Look for dying or dead deciduous trees, and their logs and branches. They are particularly fond of beech and oak. 

⚠️ Lookalikes:

  • Pleurocybella porrigens ☠️ – also known as the Angel's Wings. This is deadly poisonous. Common in Scotland in coniferous woodland. Rare elsewhere.
  • Pleurotus cornucopiae - also known as Branching Oyster. Bigger, thicker stems. Edible.

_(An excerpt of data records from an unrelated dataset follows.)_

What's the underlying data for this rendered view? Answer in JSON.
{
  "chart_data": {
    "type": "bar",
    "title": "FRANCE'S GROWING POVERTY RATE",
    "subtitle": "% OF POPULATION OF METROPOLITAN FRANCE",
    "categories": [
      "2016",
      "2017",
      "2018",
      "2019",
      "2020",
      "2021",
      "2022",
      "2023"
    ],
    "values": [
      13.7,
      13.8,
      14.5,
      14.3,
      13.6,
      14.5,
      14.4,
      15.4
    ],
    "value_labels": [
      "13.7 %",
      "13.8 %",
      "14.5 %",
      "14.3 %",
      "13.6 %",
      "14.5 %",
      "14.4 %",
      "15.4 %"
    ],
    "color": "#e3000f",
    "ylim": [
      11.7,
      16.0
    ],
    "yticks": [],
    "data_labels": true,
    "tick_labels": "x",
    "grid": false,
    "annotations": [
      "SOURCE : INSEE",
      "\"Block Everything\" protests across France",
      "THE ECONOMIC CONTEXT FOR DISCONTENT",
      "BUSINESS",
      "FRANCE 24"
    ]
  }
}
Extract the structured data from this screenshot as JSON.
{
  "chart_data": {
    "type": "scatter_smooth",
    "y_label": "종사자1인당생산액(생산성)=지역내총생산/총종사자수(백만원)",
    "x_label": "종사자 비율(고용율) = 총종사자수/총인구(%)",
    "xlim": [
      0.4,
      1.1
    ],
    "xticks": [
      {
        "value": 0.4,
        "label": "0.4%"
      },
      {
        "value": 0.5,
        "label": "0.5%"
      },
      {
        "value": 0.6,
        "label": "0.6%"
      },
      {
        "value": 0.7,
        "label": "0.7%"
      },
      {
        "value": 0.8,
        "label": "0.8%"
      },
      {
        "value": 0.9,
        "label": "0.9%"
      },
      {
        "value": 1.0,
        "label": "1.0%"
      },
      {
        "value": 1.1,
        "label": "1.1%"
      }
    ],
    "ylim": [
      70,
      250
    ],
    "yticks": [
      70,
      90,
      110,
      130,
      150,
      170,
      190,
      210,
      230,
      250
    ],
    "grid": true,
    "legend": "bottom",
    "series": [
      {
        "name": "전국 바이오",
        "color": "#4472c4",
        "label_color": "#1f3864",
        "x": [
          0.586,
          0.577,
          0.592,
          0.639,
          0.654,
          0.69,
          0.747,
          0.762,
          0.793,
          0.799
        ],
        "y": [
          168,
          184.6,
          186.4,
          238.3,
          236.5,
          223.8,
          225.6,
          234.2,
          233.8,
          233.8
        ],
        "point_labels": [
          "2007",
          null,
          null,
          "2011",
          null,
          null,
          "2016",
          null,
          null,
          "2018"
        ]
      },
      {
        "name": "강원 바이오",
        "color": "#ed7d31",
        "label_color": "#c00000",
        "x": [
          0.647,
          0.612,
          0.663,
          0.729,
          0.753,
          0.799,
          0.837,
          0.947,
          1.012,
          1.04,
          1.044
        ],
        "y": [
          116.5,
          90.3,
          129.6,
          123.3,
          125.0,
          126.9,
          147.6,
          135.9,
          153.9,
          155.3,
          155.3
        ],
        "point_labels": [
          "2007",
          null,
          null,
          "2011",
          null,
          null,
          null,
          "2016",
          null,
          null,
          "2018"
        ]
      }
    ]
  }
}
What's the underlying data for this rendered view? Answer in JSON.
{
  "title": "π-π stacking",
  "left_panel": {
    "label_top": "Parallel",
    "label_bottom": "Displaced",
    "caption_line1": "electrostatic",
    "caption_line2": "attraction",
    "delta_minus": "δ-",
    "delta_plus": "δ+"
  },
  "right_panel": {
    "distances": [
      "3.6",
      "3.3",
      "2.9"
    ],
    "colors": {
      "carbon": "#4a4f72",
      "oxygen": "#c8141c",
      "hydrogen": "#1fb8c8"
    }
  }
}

Use all ID features in combination, and when in doubt – leave it out or get a second opinion from someone experienced.

🍽️ Culinary Uses:

One of the most popular mushrooms to forage and feast upon. Cook them in batter. Slice them thinly and fry. Chop and add to soup and noodles. They are amazing whatever you do with them! Just make sure to pick them when young, as they become tougher the older they get. Why not try drying some and making them into mushroom jerky! If we've sold out online, you can follow our recipe to make your own: Mycosia's Mushroom Jerky

 

So there you have it – two beautiful mushrooms, both tasty and abundant enough to find year round. Go out there and fall in love with their beautiful cluster form.